In our headlong rush into personalized digital worlds—apps to replace the grocery store, Kindles to replace the library, blog forums to replace the town hall—concerts and festivals yank us back, even just temporarily, to shared experience. There’s something breathtaking about seeing 10,000 people sway side to side, or jump up and down, on the same beat. And it feels, well, normal, to sit in the grass surrounded by strange faces without immediately swiping left or right.
While occasions like Coachella, or your Friday night jam band, offer the obvious allure of sex, drugs and rock and roll, the appeal extends to something more fundamental. We want to be together. We want to let go of the ego that rationalizes who we ‘are’ and why we are ‘different’. We want to move. Some of us even want to rip our shirts off in the mosh pit... which makes sense conceptually…
Celebrity status appeals to some more than others, but there undeniably must be a rush associated with creating a shared experience for a massive audience. From Father John Misty acting out a semi-erotic fantasy onstage, to Madeon faking his own death and rebirth just before the beat drops on his hit single, artists get to take the crowd on a ride through their imagination. And we each willingly leave our own private experience of the music to temporarily live it together.

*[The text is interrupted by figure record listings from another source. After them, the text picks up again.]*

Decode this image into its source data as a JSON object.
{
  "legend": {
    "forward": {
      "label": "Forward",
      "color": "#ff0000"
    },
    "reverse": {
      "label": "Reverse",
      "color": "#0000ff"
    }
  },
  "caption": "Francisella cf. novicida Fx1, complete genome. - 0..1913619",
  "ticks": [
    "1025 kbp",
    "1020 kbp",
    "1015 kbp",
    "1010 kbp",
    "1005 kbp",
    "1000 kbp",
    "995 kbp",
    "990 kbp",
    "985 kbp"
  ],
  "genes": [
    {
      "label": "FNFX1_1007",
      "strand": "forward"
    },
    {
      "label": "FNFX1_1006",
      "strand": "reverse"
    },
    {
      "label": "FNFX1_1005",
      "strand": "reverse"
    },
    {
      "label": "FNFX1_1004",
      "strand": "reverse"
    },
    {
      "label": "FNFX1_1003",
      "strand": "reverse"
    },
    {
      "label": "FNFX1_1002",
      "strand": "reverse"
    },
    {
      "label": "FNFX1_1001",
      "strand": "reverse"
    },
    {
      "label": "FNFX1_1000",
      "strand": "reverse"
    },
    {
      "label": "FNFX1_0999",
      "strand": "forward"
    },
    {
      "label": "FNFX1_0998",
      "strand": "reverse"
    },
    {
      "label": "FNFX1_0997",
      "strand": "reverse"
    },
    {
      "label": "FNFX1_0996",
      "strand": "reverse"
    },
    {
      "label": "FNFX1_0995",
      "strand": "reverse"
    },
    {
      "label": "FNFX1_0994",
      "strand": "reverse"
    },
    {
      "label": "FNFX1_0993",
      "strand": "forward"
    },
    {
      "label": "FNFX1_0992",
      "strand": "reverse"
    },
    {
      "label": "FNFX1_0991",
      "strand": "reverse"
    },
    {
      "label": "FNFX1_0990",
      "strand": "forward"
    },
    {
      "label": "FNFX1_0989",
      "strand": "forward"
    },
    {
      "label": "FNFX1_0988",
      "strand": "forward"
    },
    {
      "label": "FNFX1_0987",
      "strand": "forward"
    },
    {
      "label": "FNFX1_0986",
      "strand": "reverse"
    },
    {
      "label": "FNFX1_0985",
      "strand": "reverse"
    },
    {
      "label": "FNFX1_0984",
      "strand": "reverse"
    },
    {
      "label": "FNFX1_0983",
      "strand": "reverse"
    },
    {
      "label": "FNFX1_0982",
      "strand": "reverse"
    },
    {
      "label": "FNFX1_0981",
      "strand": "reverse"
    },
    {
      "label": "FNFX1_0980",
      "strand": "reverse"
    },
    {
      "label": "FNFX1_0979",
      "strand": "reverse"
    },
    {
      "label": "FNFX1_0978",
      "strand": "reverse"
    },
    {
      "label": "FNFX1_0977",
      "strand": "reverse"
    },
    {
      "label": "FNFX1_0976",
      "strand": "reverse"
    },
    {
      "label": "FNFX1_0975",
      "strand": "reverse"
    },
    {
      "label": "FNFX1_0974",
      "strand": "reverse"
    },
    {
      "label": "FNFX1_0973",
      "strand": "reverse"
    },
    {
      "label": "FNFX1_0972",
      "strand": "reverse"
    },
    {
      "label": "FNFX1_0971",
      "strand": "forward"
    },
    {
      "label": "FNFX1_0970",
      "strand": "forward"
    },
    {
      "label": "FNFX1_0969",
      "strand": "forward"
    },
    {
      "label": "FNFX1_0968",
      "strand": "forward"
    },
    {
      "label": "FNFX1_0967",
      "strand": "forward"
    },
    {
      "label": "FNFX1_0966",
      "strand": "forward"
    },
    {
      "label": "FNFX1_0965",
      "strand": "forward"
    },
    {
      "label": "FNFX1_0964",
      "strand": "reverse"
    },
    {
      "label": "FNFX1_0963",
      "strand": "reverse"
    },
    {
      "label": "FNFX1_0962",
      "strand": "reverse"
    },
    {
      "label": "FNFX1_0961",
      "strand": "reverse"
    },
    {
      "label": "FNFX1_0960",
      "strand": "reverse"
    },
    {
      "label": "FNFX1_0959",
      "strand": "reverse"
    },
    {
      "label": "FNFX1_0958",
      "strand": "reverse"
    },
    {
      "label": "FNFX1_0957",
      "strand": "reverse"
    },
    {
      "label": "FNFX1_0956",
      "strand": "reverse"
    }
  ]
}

There are certainly nobler forms of shared experience—thoughtful protest, charity events, civic debate—but if festivals wake us up to the people around us, then even this Dionysian end of the spectrum is worthwhile. We may not be changing the world while we groove, but at least we’re reminded that there is a communal world out there and maybe we bring some of that back to 'real world'. The world certainly wouldn't be a worse place if we all hopped to the same beat every once in a while.